CASE3「人の気持ちがわからない子」
表情から感情を察するために必要な能力は?
友達がペットの猫を亡くして悲しんでいるのに、にやにやと笑っていたり、「ペットショップで新しい猫を買えばいいじゃないか」など無神経な発言をしてしまったり。相手の気持ちを考えられない子がいます。その背景には、境界知能やグレーゾーンの子の認知機能の弱さが関係しているかもしれません。
相手の表情を読んで感情を察するには、いくつかのレベルがあります。
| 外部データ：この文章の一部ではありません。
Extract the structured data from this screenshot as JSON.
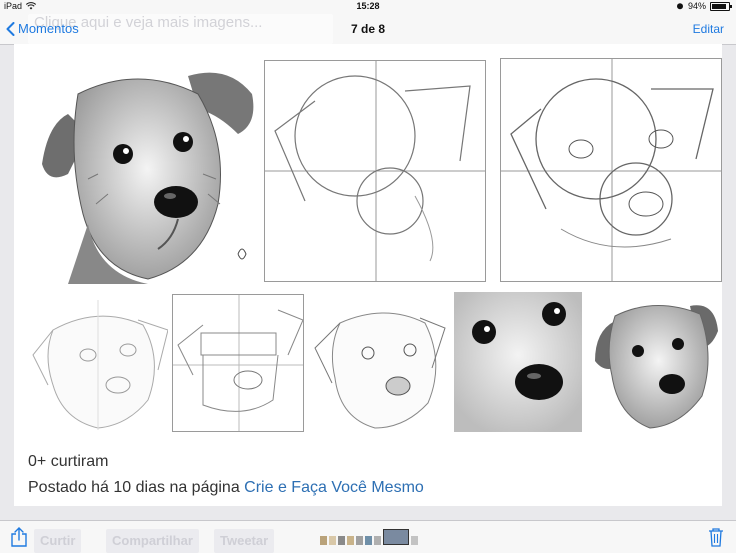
{
  "status_bar": {
    "device": "iPad",
    "time": "15:28",
    "battery": "94%"
  },
  "nav": {
    "back_label": "Momentos",
    "title": "7 de 8",
    "edit_label": "Editar",
    "ghost_text": "Clique aqui e veja mais imagens..."
  },
  "post": {
    "likes": "0+ curtiram",
    "posted_prefix": "Postado há 10 dias na página ",
    "page_link": "Crie e Faça Você Mesmo"
  },
  "toolbar": {
    "ghost_curtir": "Curtir",
    "ghost_compartilhar": "Compartilhar",
    "ghost_tweetar": "Tweetar"
  },
  "colors": {
    "accent": "#1f7ae0",
    "link": "#2d6fb3"
  }
}
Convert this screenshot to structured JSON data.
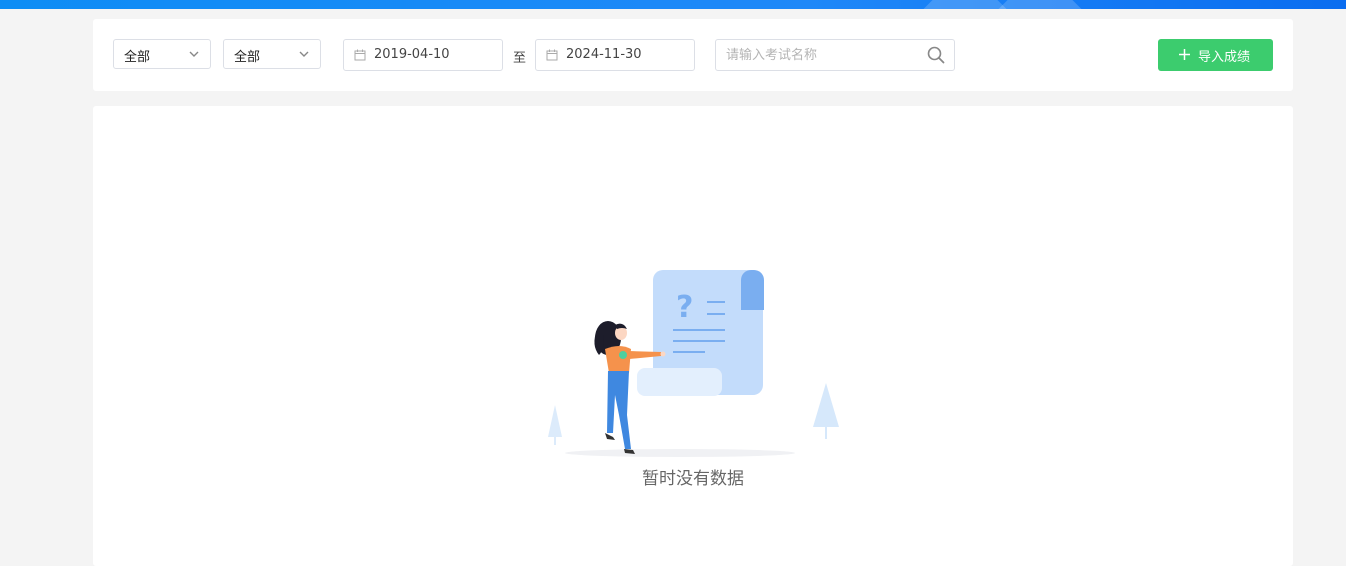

第1段階では、相手が涙を流していれば「悲しんでいるな」と、笑顔ならば「喜んでいるんだな」と察するなど、相手の表情がきちんと読めるかが重要です。
第2段階は、表情以外の情報や状況から、相手の気持ちを察することができるかです。そして、最後の第3段階では、相手の置かれた状況の背景を想像して、気持ちを理解できるかどうかです。
たとえば、友達がペットを亡くして悲しんでいたら、「あの子は一人っ子だから、もしかしたらペットを弟や妹のように思っていたのかも。弟や妹が死ぬくらいつらかったんじゃないか」などと想像し相手に共感できるレベルです。
しかし、境界知能やグレーゾーンの子で認知機能が弱いと、相手の表情自体が認知しにくいがゆえに、相手が落ち込んでいてもどうしても思いやりのない言動を取ることが増えてしまうのです。